Author PhotoDesi Sommaliagustina
06 Apr 2025
Ilustrasi Kekerasan Terhadap Perempuan (www.liputan6.com).
Ilustrasi Kekerasan Terhadap Perempuan (www.liputan6.com).

Universitas Gadjah Mada (UGM) baru-baru ini mengambil langkah berani dan sangat penting: memecat EM, Guru Besar Fakultas Farmasi, karena terbukti melakukan pelecehan seksual terhadap sejumlah mahasiswi. Keputusan ini diambil setelah melalui proses penyelidikan internal yang memeriksa para korban, saksi-saksi, dan pelaku. Ini bukan hanya soal disiplin pegawai, tetapi merupakan penegasan nilai-nilai etik, keberpihakan pada korban, dan keberanian institusi pendidikan tinggi untuk menegakkan keadilan.
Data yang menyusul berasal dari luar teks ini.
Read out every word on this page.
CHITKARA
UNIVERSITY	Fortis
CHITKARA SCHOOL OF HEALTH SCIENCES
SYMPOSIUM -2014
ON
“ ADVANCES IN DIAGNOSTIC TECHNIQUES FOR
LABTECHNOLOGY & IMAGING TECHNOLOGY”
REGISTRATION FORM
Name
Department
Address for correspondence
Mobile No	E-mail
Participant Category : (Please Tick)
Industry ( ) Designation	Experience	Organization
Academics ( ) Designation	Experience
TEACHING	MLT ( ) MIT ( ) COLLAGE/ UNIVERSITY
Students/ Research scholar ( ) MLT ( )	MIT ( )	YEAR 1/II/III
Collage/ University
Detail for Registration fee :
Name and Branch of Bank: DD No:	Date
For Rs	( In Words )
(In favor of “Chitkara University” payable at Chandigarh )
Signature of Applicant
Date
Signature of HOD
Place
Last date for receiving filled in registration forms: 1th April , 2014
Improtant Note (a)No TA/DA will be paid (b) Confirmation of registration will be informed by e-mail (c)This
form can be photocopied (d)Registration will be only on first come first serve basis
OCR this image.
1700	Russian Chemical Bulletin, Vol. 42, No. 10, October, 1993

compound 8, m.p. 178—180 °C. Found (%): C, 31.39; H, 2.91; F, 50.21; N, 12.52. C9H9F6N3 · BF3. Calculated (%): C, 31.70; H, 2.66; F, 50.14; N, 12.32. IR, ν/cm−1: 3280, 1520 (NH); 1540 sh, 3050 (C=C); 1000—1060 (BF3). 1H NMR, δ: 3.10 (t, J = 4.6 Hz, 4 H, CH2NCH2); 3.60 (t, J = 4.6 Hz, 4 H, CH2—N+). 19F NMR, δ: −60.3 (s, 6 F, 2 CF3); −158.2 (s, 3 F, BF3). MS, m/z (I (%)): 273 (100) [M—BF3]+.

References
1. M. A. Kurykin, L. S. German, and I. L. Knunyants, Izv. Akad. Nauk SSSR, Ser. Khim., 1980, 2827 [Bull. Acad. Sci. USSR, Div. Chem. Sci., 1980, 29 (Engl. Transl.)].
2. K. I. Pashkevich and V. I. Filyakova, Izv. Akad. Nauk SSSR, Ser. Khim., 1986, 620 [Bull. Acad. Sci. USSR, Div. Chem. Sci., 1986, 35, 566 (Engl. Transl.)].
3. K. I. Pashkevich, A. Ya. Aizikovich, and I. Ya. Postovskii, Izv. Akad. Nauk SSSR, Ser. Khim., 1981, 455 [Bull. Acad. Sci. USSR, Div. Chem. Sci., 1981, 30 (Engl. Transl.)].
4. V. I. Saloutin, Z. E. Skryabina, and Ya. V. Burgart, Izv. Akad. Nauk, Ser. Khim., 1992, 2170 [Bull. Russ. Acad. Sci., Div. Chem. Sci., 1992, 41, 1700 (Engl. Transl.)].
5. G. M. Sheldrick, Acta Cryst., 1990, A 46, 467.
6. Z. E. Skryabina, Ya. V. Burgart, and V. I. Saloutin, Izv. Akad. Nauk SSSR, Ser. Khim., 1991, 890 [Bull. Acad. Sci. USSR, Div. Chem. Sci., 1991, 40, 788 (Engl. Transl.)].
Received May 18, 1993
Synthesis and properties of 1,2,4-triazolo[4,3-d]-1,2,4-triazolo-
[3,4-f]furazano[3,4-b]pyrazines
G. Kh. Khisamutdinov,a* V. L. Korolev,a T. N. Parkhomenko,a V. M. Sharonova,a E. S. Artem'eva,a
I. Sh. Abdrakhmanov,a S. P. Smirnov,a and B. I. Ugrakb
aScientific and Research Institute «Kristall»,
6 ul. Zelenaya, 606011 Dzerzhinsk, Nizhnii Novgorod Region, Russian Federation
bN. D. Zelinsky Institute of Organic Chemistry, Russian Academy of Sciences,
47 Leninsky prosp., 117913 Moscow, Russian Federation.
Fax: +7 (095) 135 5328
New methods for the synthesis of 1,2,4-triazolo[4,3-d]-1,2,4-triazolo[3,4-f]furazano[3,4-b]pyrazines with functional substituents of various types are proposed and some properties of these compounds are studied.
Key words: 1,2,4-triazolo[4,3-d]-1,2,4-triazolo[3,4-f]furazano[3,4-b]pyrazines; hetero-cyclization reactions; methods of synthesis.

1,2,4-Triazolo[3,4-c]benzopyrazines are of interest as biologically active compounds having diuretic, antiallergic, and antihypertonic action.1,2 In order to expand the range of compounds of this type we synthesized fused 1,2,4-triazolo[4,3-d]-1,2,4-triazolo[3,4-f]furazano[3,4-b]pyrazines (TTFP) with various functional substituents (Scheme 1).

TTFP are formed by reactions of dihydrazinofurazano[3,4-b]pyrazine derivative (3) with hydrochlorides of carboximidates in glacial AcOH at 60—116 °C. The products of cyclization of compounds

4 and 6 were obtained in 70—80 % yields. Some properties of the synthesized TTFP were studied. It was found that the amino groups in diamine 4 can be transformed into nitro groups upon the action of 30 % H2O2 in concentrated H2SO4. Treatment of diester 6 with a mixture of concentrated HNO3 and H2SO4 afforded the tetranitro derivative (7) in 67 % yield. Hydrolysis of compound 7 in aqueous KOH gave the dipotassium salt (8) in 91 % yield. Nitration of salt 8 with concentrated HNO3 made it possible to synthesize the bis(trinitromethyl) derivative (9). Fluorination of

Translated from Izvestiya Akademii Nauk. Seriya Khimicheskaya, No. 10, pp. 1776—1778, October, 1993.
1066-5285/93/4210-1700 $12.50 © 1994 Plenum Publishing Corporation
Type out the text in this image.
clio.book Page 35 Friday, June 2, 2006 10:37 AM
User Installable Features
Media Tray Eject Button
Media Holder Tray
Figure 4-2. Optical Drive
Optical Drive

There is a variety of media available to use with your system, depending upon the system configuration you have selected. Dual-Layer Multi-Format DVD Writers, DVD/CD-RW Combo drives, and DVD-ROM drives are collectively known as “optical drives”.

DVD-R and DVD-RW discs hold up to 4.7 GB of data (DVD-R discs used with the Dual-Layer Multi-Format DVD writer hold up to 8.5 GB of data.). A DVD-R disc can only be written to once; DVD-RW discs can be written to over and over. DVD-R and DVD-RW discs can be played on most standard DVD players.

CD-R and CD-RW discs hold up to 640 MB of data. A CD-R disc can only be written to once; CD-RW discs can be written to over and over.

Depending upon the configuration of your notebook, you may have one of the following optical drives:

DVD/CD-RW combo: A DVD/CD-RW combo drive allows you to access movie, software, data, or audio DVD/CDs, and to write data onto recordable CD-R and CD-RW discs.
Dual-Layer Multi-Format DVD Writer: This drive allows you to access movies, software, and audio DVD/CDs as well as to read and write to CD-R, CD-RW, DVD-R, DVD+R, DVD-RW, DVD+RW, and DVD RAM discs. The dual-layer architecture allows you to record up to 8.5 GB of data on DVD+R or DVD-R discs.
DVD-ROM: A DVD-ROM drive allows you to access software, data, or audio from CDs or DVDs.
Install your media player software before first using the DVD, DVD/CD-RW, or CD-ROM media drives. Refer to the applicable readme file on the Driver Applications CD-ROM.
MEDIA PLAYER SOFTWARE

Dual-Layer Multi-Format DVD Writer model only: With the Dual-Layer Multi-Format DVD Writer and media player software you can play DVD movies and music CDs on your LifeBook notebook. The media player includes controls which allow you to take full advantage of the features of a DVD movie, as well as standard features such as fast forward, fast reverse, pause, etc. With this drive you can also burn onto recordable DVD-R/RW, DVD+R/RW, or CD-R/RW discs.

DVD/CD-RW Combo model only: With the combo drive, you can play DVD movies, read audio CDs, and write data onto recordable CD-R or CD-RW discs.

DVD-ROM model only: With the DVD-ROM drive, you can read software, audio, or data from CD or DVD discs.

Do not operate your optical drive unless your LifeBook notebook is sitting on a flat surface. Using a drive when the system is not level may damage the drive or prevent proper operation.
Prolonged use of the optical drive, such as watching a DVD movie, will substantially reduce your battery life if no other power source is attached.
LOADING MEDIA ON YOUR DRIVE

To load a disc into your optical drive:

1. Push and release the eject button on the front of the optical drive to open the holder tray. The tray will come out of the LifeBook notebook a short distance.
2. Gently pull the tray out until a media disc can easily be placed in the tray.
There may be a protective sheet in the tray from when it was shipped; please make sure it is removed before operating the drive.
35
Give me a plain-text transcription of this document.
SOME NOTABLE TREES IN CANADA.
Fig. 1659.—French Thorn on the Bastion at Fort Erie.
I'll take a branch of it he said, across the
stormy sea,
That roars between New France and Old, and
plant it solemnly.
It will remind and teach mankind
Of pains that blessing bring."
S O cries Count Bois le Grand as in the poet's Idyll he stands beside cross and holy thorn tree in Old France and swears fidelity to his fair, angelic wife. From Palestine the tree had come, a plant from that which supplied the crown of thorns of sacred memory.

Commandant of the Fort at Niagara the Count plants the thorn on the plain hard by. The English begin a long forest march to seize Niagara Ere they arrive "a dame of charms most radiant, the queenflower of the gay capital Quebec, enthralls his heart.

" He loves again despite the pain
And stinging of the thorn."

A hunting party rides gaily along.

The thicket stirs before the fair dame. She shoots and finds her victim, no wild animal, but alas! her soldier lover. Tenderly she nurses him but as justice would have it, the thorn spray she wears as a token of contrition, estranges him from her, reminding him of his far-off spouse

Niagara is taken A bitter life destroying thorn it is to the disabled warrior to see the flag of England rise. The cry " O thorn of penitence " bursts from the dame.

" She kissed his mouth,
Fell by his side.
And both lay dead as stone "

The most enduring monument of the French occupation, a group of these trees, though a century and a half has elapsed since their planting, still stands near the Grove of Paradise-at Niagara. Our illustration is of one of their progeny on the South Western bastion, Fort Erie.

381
Langkah ini sangat langka dalam sejarah perguruan tinggi di Indonesia. Di tengah banyaknya laporan kekerasan seksual yang justru tenggelam dalam upaya pembungkaman, langkah UGM adalah preseden penting dan patut menjadi langkah nyata untuk membongkar kekerasan yang terjadi di kampus atau perguruan tinggi lainnya.

Sebagai Ketua Satgas Pencegahan dan Penanganan Kekerasan Seksual (PPKPT) Universitas Dharma Andalas, saya berpandangan betapa pentingnya perspektif korban dijadikan fondasi dalam penanganan kasus kekerasan seksual. Banyak korban mahasiswa yang tidak berani melapor karena takut terhadap posisi dosen, khawatir dampak terhadap nilai, skripsi, hingga masa depan akademiknya.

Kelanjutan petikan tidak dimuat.